# YOLO Dataset Image Creation

The role of this notebook is to create images for the YOLO dataset.
The YOLO model is the model that is used to predict a bounding box around worm's head.
In order for the model to make successful detections, the model must be trained on example images.
In this notebook, we create such example images. As input, we expect images containing the entire arena, and the resulting output images are images of some *pre-defined fixed* size, in which the worm is visible.
These output images are obtained by cropping the input images around the worm which was detected within it.
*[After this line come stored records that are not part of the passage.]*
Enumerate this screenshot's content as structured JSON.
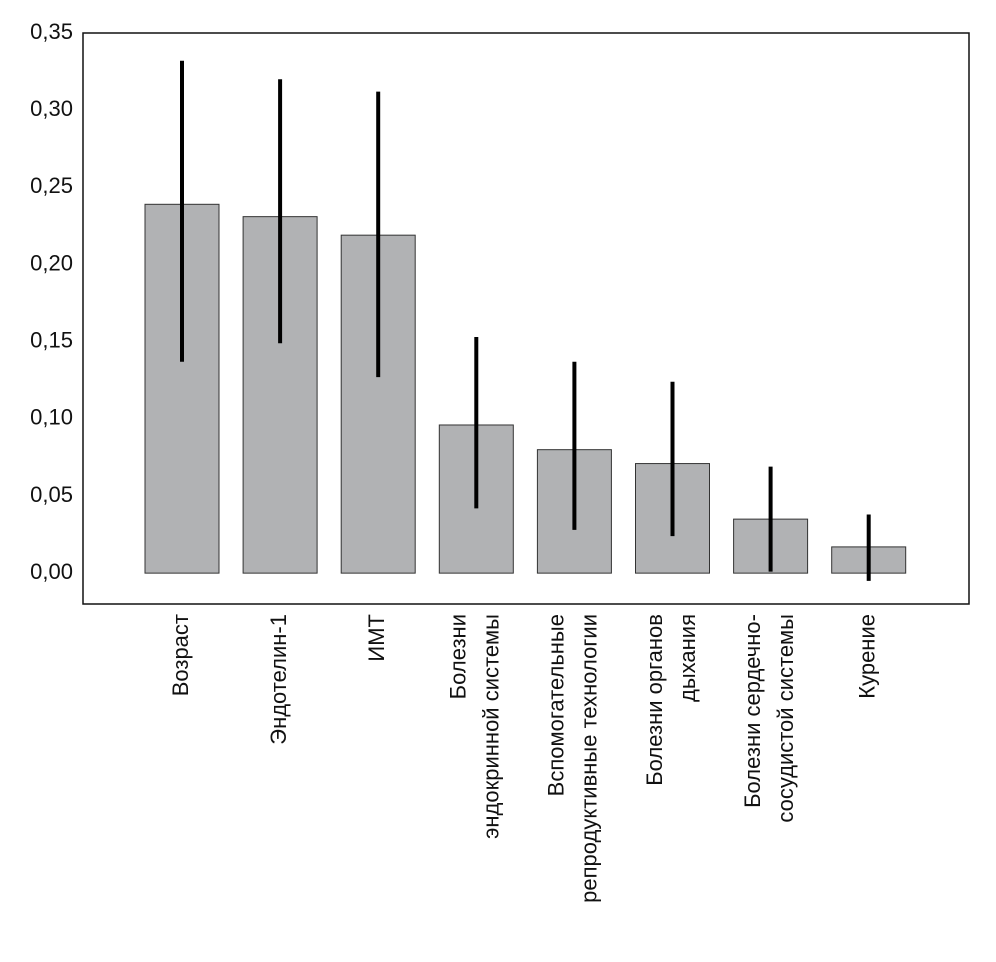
{
  "chart_data": {
    "type": "bar",
    "categories": [
      [
        "Возраст"
      ],
      [
        "Эндотелин-1"
      ],
      [
        "ИМТ"
      ],
      [
        "Болезни",
        "эндокринной системы"
      ],
      [
        "Вспомогательные",
        "репродуктивные технологии"
      ],
      [
        "Болезни органов",
        "дыхания"
      ],
      [
        "Болезни сердечно-",
        "сосудистой системы"
      ],
      [
        "Курение"
      ]
    ],
    "values": [
      0.239,
      0.231,
      0.219,
      0.096,
      0.08,
      0.071,
      0.035,
      0.017
    ],
    "lower": [
      0.137,
      0.149,
      0.127,
      0.042,
      0.028,
      0.024,
      0.001,
      -0.005
    ],
    "upper": [
      0.332,
      0.32,
      0.312,
      0.153,
      0.137,
      0.124,
      0.069,
      0.038
    ],
    "color": "#b1b2b4",
    "error_color": "#000000",
    "ylim": [
      -0.02,
      0.35
    ],
    "yticks": [
      {
        "value": 0,
        "label": "0,00"
      },
      {
        "value": 0.05,
        "label": "0,05"
      },
      {
        "value": 0.1,
        "label": "0,10"
      },
      {
        "value": 0.15,
        "label": "0,15"
      },
      {
        "value": 0.2,
        "label": "0,20"
      },
      {
        "value": 0.25,
        "label": "0,25"
      },
      {
        "value": 0.3,
        "label": "0,30"
      },
      {
        "value": 0.35,
        "label": "0,35"
      }
    ],
    "grid": false
  }
}
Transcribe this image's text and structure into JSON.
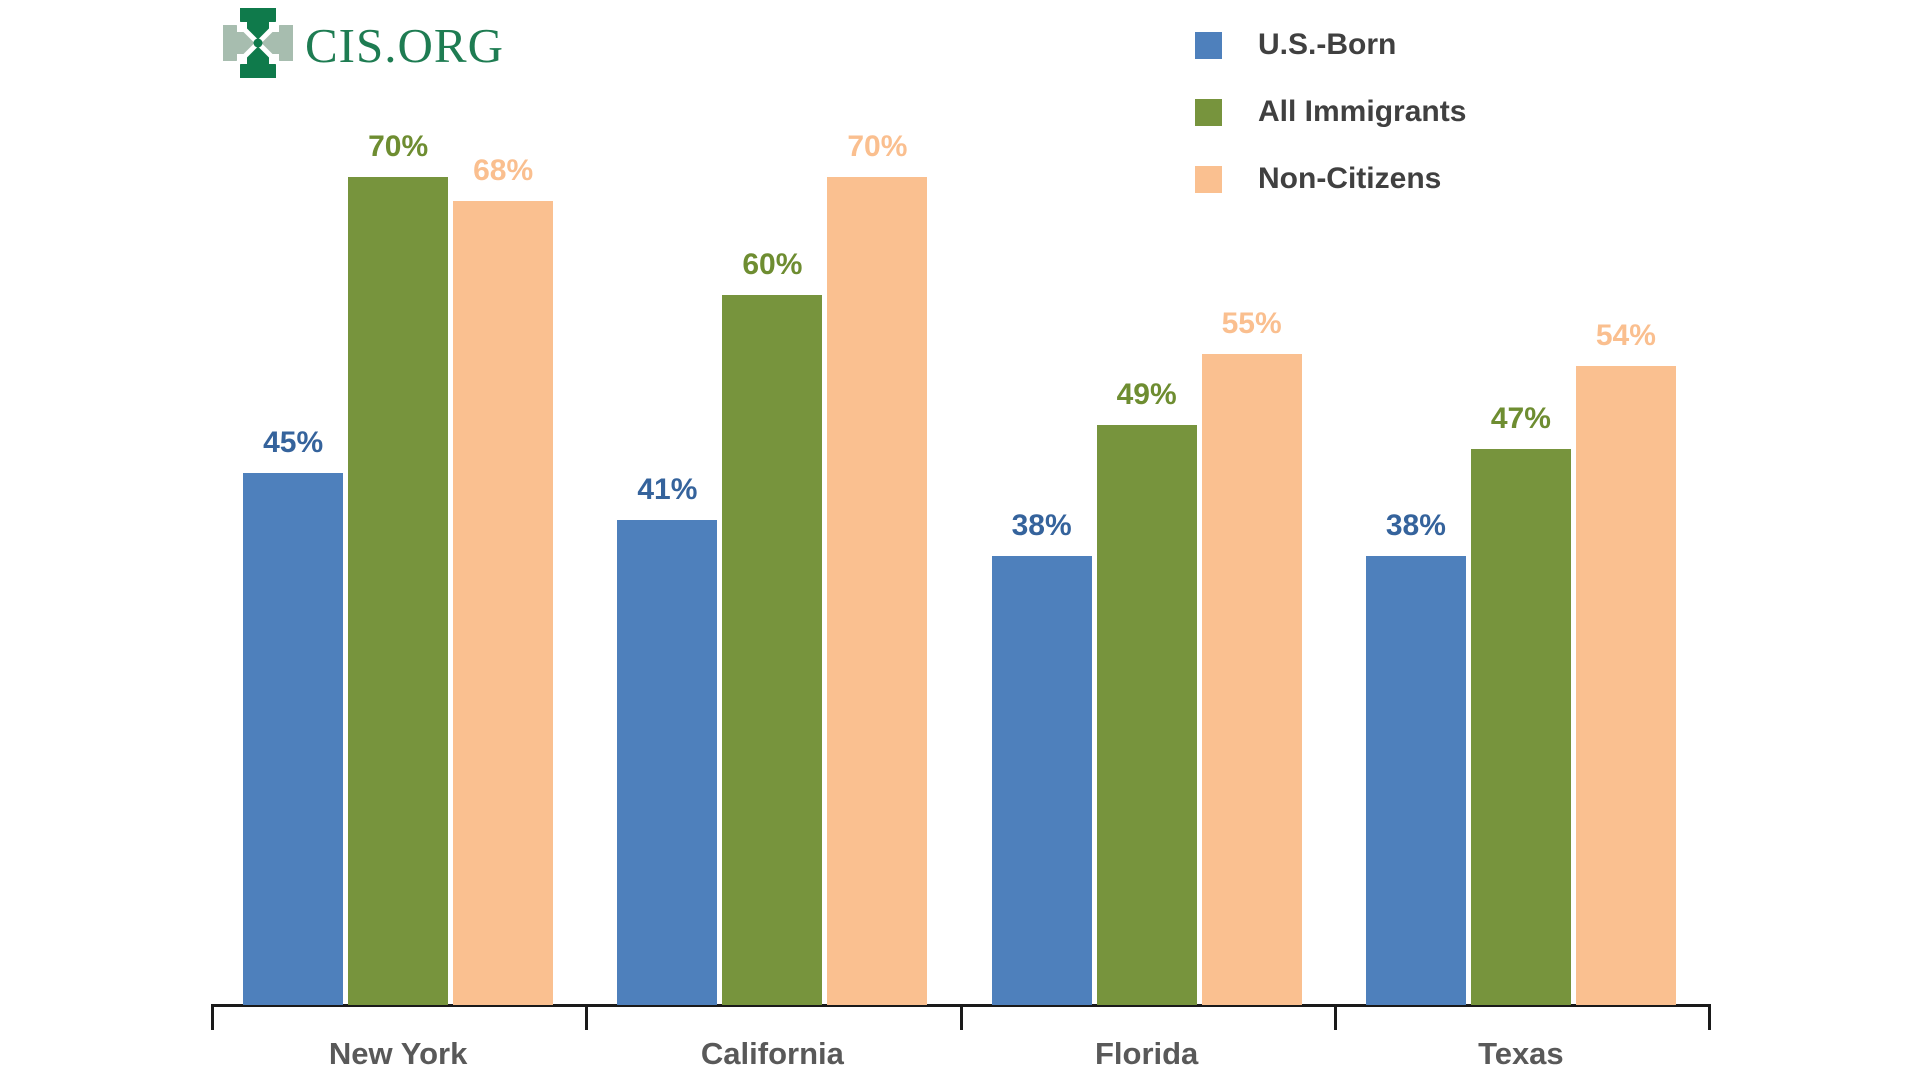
{
  "logo": {
    "text": "CIS.ORG",
    "icon": "cis-cross-logo"
  },
  "colors": {
    "background": "#FFFFFF",
    "axis": "#1A1A1A",
    "category_label": "#595959",
    "legend_text": "#404040",
    "logo_dark_green": "#0F7A4B",
    "logo_sage": "#A7BDAF",
    "logo_text_green": "#1E7C52"
  },
  "chart_data": {
    "type": "bar",
    "title": "",
    "xlabel": "",
    "ylabel": "",
    "categories": [
      "New York",
      "California",
      "Florida",
      "Texas"
    ],
    "series": [
      {
        "name": "U.S.-Born",
        "values": [
          45,
          41,
          38,
          38
        ],
        "bar_color": "#4E80BC",
        "label_color": "#35639C"
      },
      {
        "name": "All Immigrants",
        "values": [
          70,
          60,
          49,
          47
        ],
        "bar_color": "#77943D",
        "label_color": "#6E8D31"
      },
      {
        "name": "Non-Citizens",
        "values": [
          68,
          70,
          55,
          54
        ],
        "bar_color": "#FAC090",
        "label_color": "#FABF8F"
      }
    ],
    "value_suffix": "%",
    "ylim": [
      0,
      75
    ],
    "grid": false,
    "y_axis_visible": false,
    "legend_position": "top-right",
    "data_labels": true
  }
}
Each such cropped image is referred to as sample.
It's important to note, that we create as many samples as we would like, and we do not have to extract a sample image from every input image. 
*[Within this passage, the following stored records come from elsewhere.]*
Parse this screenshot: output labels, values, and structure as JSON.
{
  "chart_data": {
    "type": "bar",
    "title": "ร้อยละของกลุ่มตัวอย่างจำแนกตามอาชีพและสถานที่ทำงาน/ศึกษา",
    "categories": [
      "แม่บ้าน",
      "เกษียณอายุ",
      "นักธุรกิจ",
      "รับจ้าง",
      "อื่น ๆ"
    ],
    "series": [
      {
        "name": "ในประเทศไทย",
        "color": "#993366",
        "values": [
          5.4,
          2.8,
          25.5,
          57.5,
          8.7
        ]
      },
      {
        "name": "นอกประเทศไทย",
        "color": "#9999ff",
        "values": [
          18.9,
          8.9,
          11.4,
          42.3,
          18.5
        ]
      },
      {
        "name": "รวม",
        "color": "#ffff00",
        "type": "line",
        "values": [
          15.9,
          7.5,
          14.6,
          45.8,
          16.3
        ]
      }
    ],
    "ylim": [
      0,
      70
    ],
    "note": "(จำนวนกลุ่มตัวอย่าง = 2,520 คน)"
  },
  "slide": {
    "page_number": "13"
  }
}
The proper function of this notebook relies on the following assumptions, and would not function correctly if they do not hold:
1.  In the original footage of the experiment, the background is stationary and always within the field of view. 
    That is, the position of the camera that captured the experiment footage is constant with regards to the arena.
2.  At each frame, a single instance of the worm is visible, no less and no more.
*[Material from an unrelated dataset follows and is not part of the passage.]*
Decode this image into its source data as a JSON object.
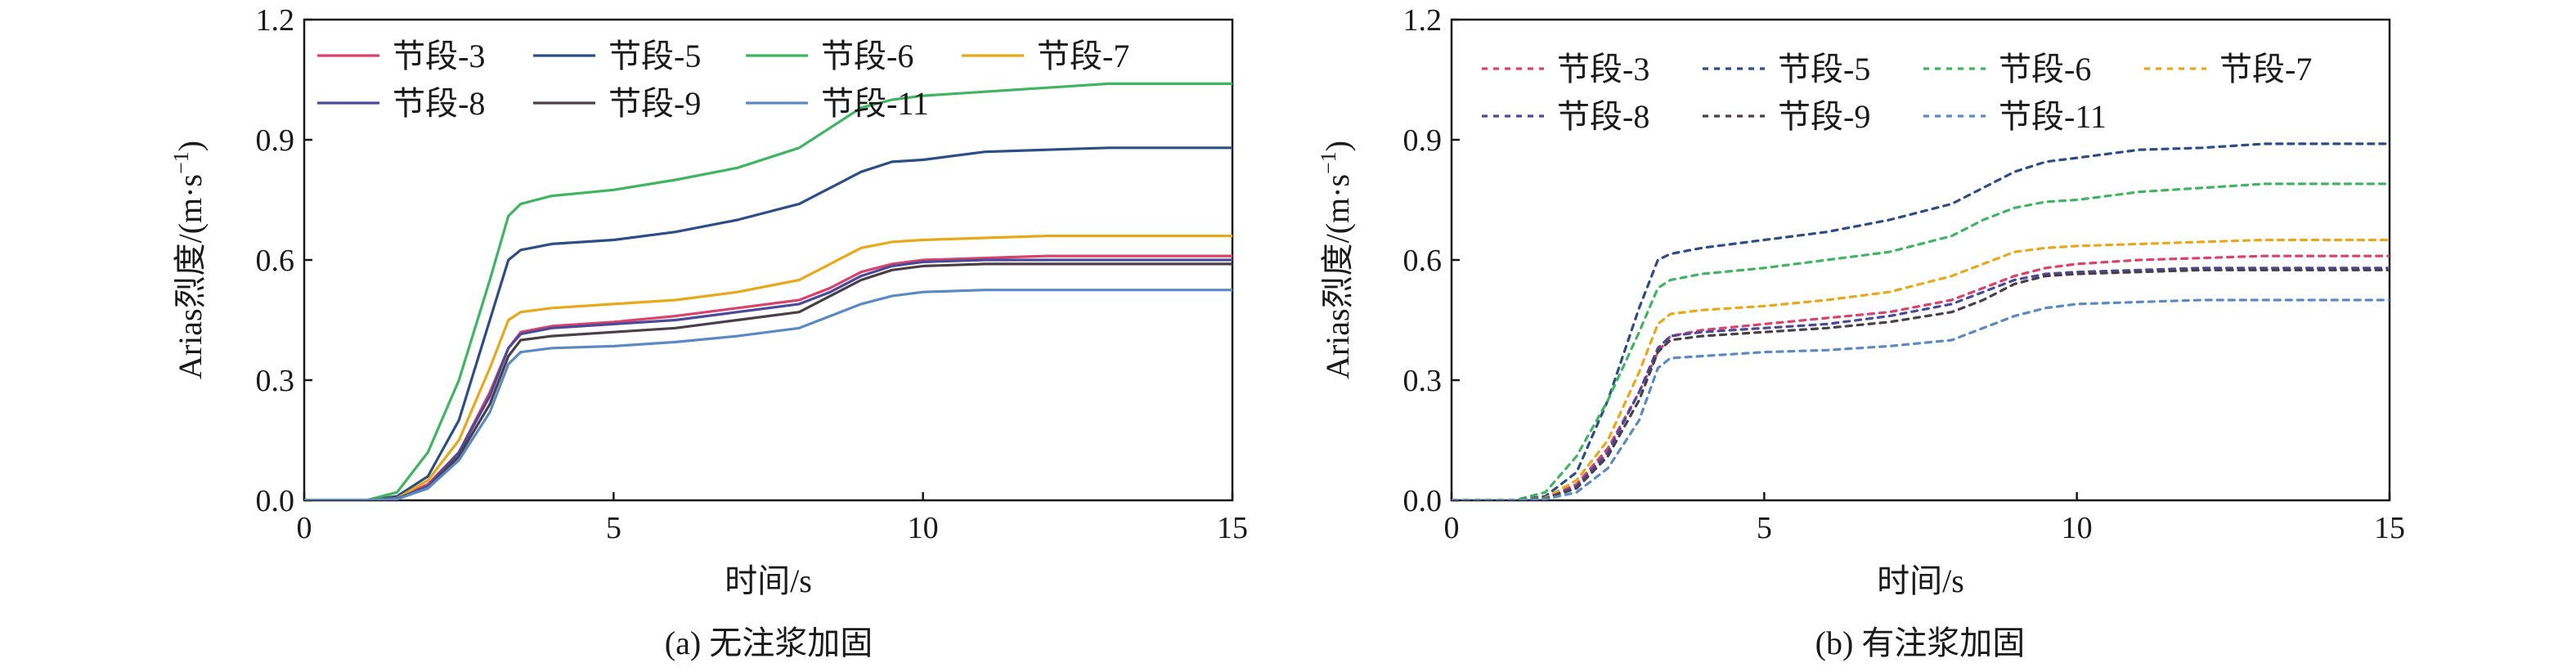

To detect the worm positions within the input images, the following process is performed:
1.  The background is calculated by sampling large amount of raw input images, and calculating pixelwise median among them.
2.  Given some input image, non-background objects are calculated by subtracting the background from the image, and marking the regions where the difference is greater than some pre-defined threshold.
3.  Among non-background objects detected in the input image, the biggest object is found and treated as the worm.


In [None]:
import cv2 as cv
from utils.frame_reader import *
from dataset.box_calculator import *
from dataset.sample_extractor import *
from utils.gui_utils import UserPrompt

### Input and output definitions

In [None]:
################################ User Input ################################

# select the folder containing the original frame images 
src_folder = None

# select the folder into which the extracted samples will be saved to
output_folder = None

############################################################################

if src_folder is None:
    src_folder = UserPrompt.open_directory("Select the folder containing the original frame images")

if output_folder is None:
    output_folder = UserPrompt.open_directory("Select the folder into which the extracted samples will be saved to")

print(f"original frame images folder: {src_folder}")
print(f"output folder: {output_folder}")

In [None]:
# read all files from the source folder
src_frames = FrameReader.create_from_directory(src_folder, read_format=cv.IMREAD_GRAYSCALE)

### Foreground object detection parameters

In [None]:
################################ User Input ################################

# define the parameters by which objects are detected

box_calc = BoxCalculator(
    bg_probes=1000,  # number of images to use to calculate the background
    diff_thresh=10,  # threshold for the difference between the background and the current frame to detect non-background objects
    frame_reader=src_frames,
)

############################################################################

# create sample extractor which uses the BoxCalculator to extract samples
sample_extractor = SampleExtractor(box_calc)

### Extraction of samples from the input images

Note, that the following step might take a while, especially if the count of extracted samples is large.

In [None]:
################################ User Input ################################

# extract samples from the original images

sample_extractor.create_samples(
    count=300,  # number of samples to extract
    target_size=(384, 384),  # size of the extracted samples
    name_format="img_{:09d}.png",  # naming format of the extracted samples
    num_workers=None,  # multiprocessing related, read doc for more info
    chunk_size=50,  # multiprocessing related, read doc for more info
    save_folder=output_folder,
)

############################################################################